As quickly and effectively to implement Big Data and Machine Learning in application area of business for a solution of practical tasks, having avoided the popular errors Data Scientist — we understand on the example of the HR direction.
Preparing to implement Big Data in HR
The introduction of any new technology and, especially, methodology is a long and iterative process consisting of several stages, as prescribed by the Cross-Industry Standard Process for Data Mining (CRISP-DM). However, CRISP-DM is a methodological guide for Data Scientist, and from the point of view of business, in particular, for HR-specialist, we need a more abstract approach, without technical features. This option, demonstrating all the necessary stages of the Big Data-project, will be the management decision-making cycle of Deming-Shewhart or Plan-Do-Check-Act (PDCA).
How the cycles PDCA and CRISP-DM are connected?
Process of acceptance and implementation of management decisions on the cycle PDCA is relevant for any business area, including practice of execution of IT projects in the Big Data direction: at first we plan activity, then we realize these plans, later we check extent of achievement of goals and, at last, we adjust the revealed discrepancies between planned and actual targets. Similar steps are included by the CRISP-DM standard: from formulation of an applied problem before expansion of software products. However, these 6 phases do not include continuous monitoring and correction of the received solutions that, in turn, involves an error of degradation of models of machine learning (Machine Learning).

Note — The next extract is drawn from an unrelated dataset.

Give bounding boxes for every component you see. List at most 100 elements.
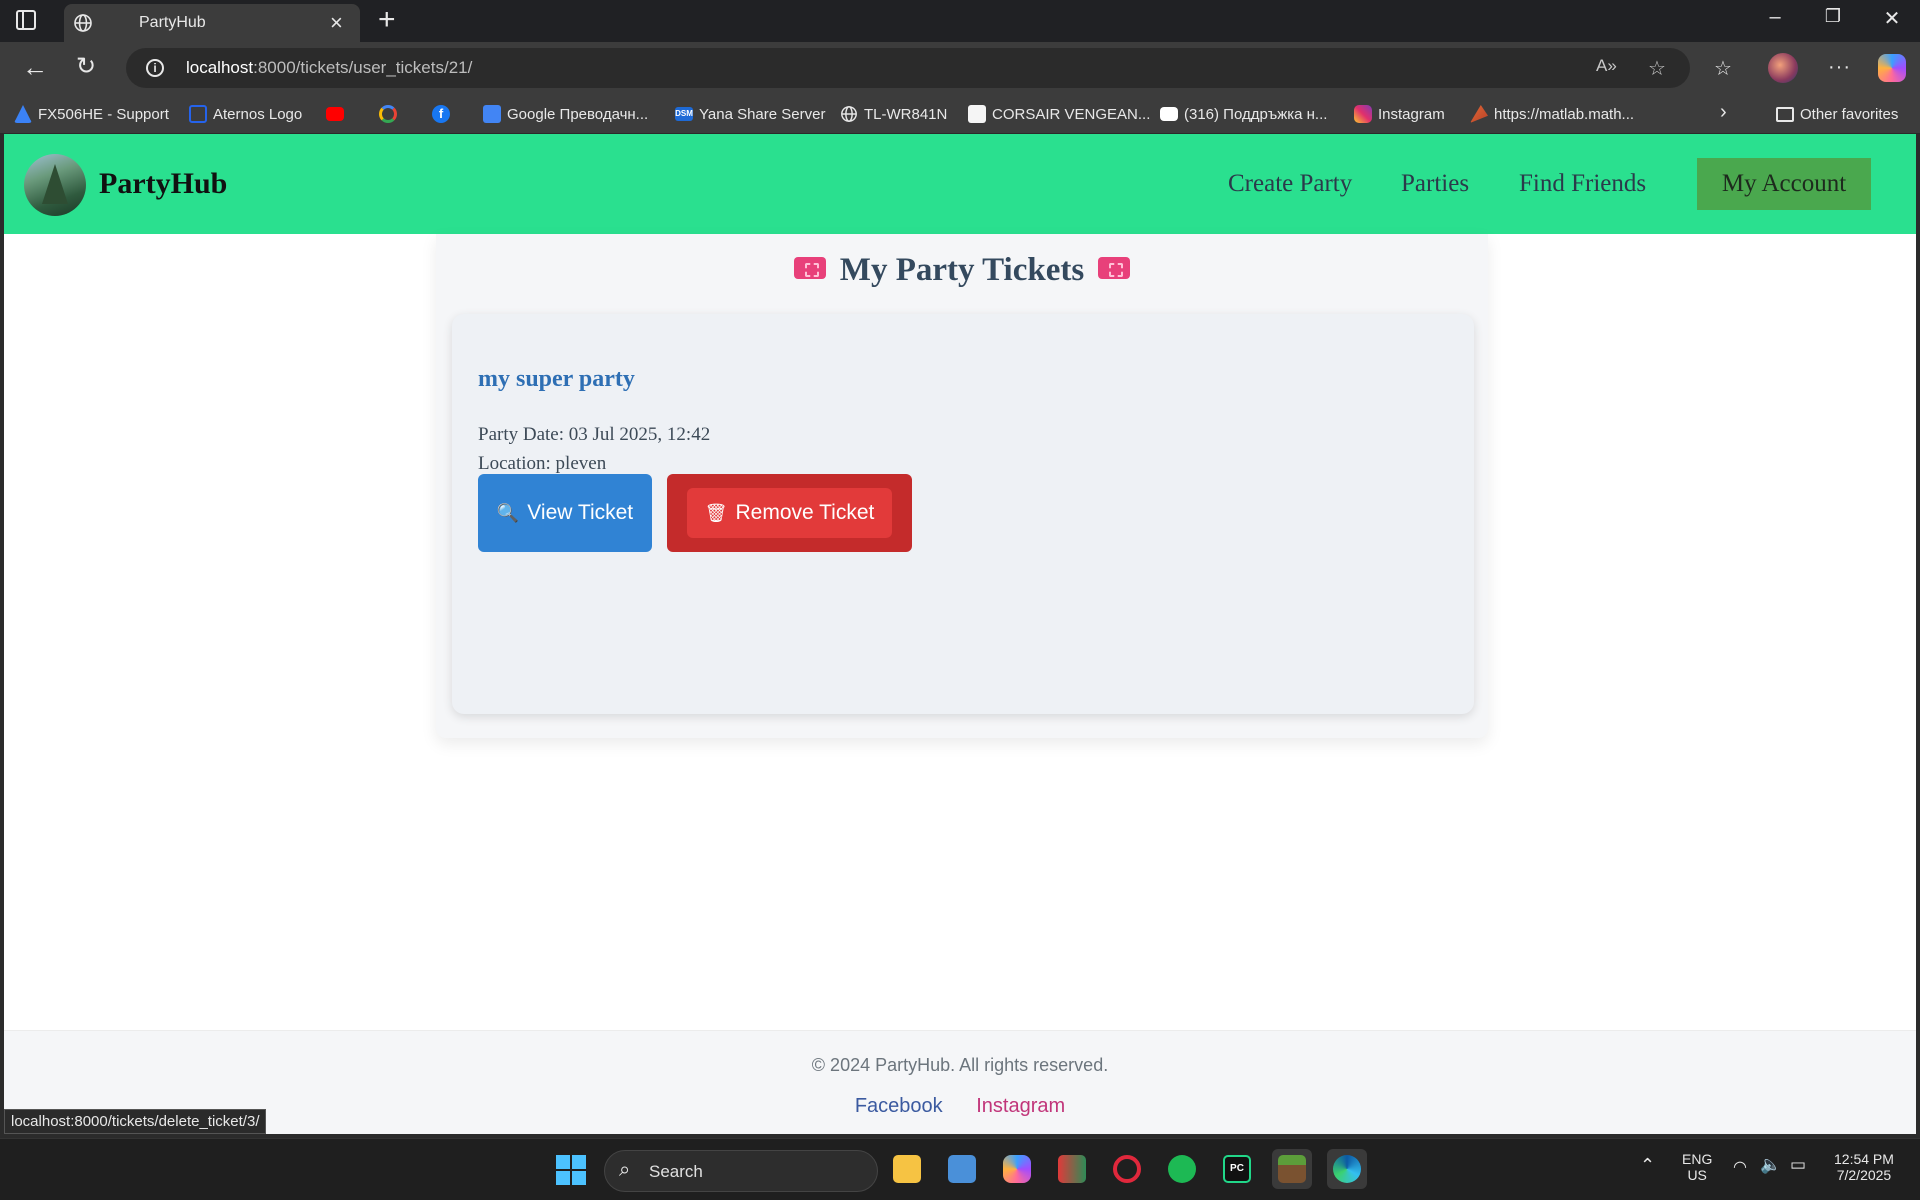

The combination of two approaches will allow to avoid problems at a stage of expansion CRISP-DM due to recurrence of steps of PDCA. Thus, one of iterations on direct implementation of Big Data in the business direction is carried out at the stage Do, observed and adjusted, and then repeats taking into account necessary changes again.
Stages of big Data implementation in HR
As the main sense of HR consists in staffing of the company for execution of its key activity, it is reasonable to consider these steps in an applied context:
- Definition of a specific business problem, for example, increase in efficiency of sales. It is necessary to find factors which promote the high performance of sales managers in a section of HR analytics to attract and employ suitable people, and then to develop their potential.
- Filtering of data, creation of the dictionary of data and cleaning of information: removal of doubles, outdated values, etc. For example, how to determine “the personnel flowability”: whether it should be taken into account people who joined in a command less than half a year back, work incomplete day or left the company in the last day year? Creation of the dictionary of data is the cross-industry project – not only the main HR data (date of hiring, age, experience, information on education), recruiting characteristics (assessment before hiring, an interview), information on productivity (ratings, work distribution) and training (end of programs, certification, estimates) and also data on leadership (leadership skills, feedback coupling) are necessary.
- Creation of hypotheses and their implementation. For example, as the quality of interpersonal communications in a command affects efficiency of its work or what factors provoke professional burning out of employees and as to warn them. At this stage Data Scientist is connected to the HR analyst, organizing further work on the CRISP-DM standard: from the business analysis before implementation of model of machine learning (Machine Learning).
- The analysis of the received results, improvement of quality of the constructed models and their subsequent implementation in other business challenges with necessary adaptation.